Cybersecurity: How To Stay Safe Online
4th Oct 2022
Cybersecurity is important for protection against data from both theft and damage. In most recent years the Cybersecurity industry has been booming and is projected to grow rapidly in the coming years.
Keeping your business and employees safe online is more important than ever before with all businesses operating online in some form or another. With plenty of scam artists lurking it’s critical for us all to be aware of how we can browse online safely; not being aware of safety implications can put your business and employees at high risk.Why you should invest in cybersecurity
Being online makes us all susceptible to cyber threats, therefore it’s important for both employers and employees to be aware of how to stay safe when online. We’ve put together some top tips on how to minimise risk, which should be relatively simple to follow:
- Don’t share personal information
- Double-check and verify links (don’t click on unknown links in emails and text messages)
- Use secure public Wi-Fi
- Use a VPN
- Use secure passwords and change these regularly
- Only log into sites that start with https://
- Be careful who you speak with online
- Turn off your Bluetooth
- Use antivirus software protection
- Backup your data
We’re not experts in Cybersecurity, so we’ve spoken with Evan Blair (CRO) at HighSide - the market leader in secure communications, segmented collaboration & sensitive data management.
"The majority of today's work, data sharing, communication, and collaboration, takes place on digital platforms. However, the lack of enterprise-grade security or controls on most platforms has ushered in a golden age for cybercriminals."
"With more and more sensitive business data stored and shared on digital platforms, the adversary's cyber tactics have changed. The shift to cloud applications and remote work has led to a 630% increase in cyber attacks targeting cloud systems - with remote workers causing a data breach at 20% of organisations"
“HighSide offers a solution to the tradeoff between security and accessibility, usability and control. By delivering a modern collaboration, communication, and data-sharing platform, that's powered by a zero-trust E2E encryption system, organisations can exceed security standards while enabling digital business.
Organisations can start to increase their security posture by doing a few things:
- Catalog where all your corporate data exists, identify what is deemed sensitive, what platforms have access, and where indexes of the content might exist. For example, do you have teams using Google Drive for sensitive data? Does your HR team store payroll info in OneDrive? This can lead to an easy phishing-based exposure of your critical data. While platforms like OneDrive are convenient, they aren't secure, private, or even compliant.
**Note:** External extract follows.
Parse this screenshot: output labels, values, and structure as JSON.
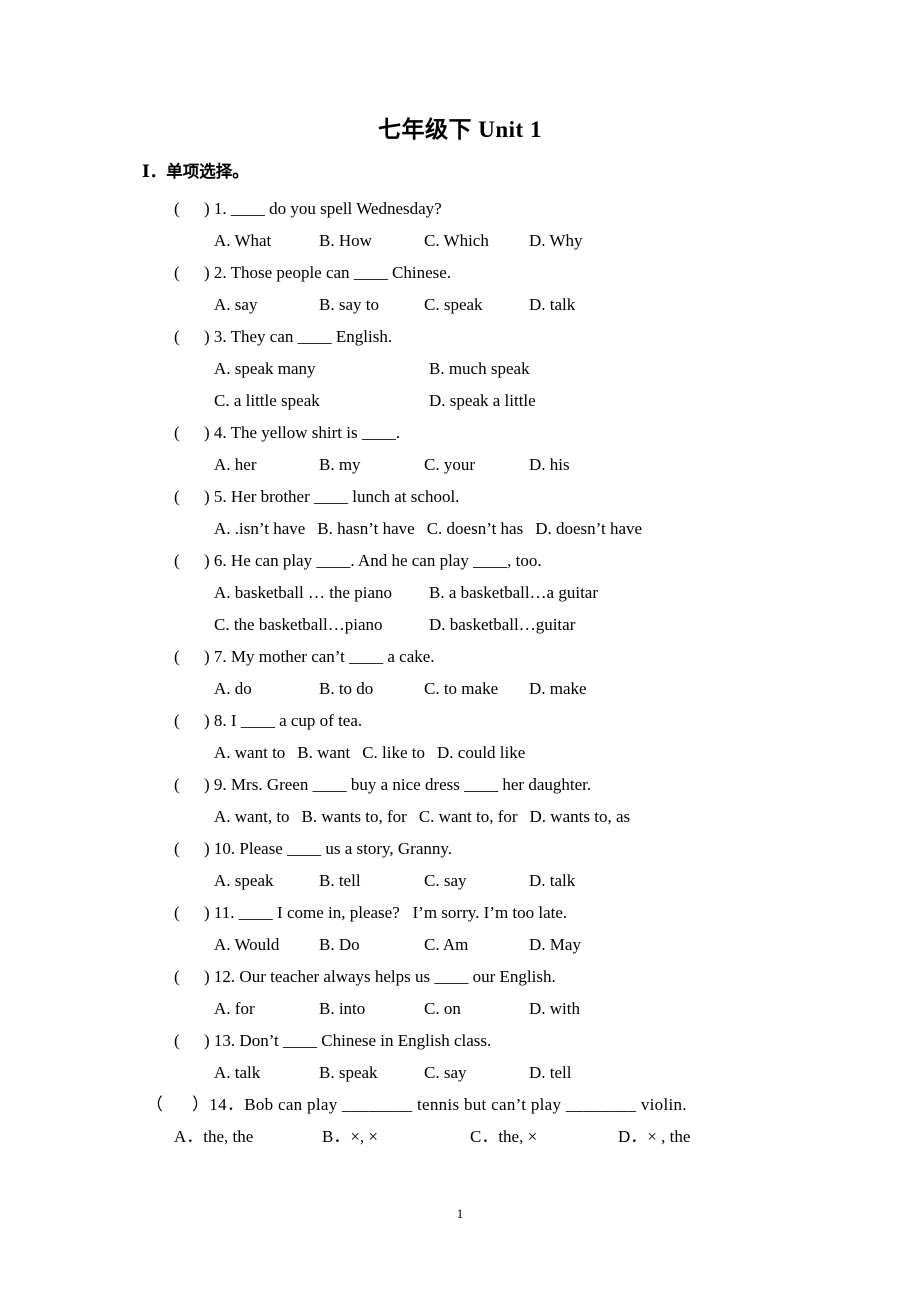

- Review sensitive & high-priority communications for security & disaster accessibility. For example, does the executive leadership team have a segmented system for their sensitive & privileged conversations? Does the cyber operations team have an out-of-band communications tool to manage investigations & respond to breaches?
- Finally, does your organisation have a way to manage and control how data is shared externally? We all need to send a sensitive PDF to a client every once in a while, but how do you maintain control of your intellectual property?
How other companies have implemented online security measures
We’ve spoken to a couple of Flexified companies to find out what measures they have in place to tackle cybercrime and increase the level of online security within their business.Boxxe
“When a new employee starts they are invited and asked to join a meeting with our CISO (Chief information security officer) who conducts a security brief of the business.
We also provide online training packages using the Know Be 4 platform which all employees have access to and are asked to do 2 courses as part of mandatory training for Data Protection essentials and Security Awareness Foundation. Also, if any updates are needed on our equipment or mobiles we are updated promptly by the security team”.
Talent Partner - Alex ErringtonPaddle
Jonny Herd, VP of Information Security at Paddle has given us some real insight into what cybersecurity measures look like there.
“Paddle has embraced a digital-first approach to business operations and to employee interaction and engagement. This approach not only fits with Paddle’s preferred way of working, our customer interactions and business operations but it also gives the balance our employees need in order to hit their own work and life, family and social goals. The move to a digital-first approach brings with it some interesting challenges from a cyber safety and security perspective”
How do we enable our employees to work securely whilst protecting both their Paddle identities and their private identities?
“We have taken numerous steps to try and limit the type and scope of risks Paddle has as a digital-first business. Cyber safety starts with the people and how they think about cyber security, not just Paddle security!
- Paddle provides the information and education needed to Paddlers so they feel properly informed (not just a feeling of being indoctrinated!) and equipped to recognise and respond to current threats. The training and communication enable Paddlers to see the risks they see are not limited to just work time, but to any time they surf the internet at large.
- Paddle provides free access to a password management service for Paddlers and their families. The behaviour around password safety is a personal challenge and password management is a skill humans are bad at but password management solutions are good at! It’s a virtuous circle.
- Paddle works to promote increased awareness of the risks when using devices in locations away from the office and home. Combining this with technology that enables always-on encryption for data and communication helps to reduce the cyber risk a paddler might encounter whilst keeping the risk that Paddle is exposed to from remote working as low as possible.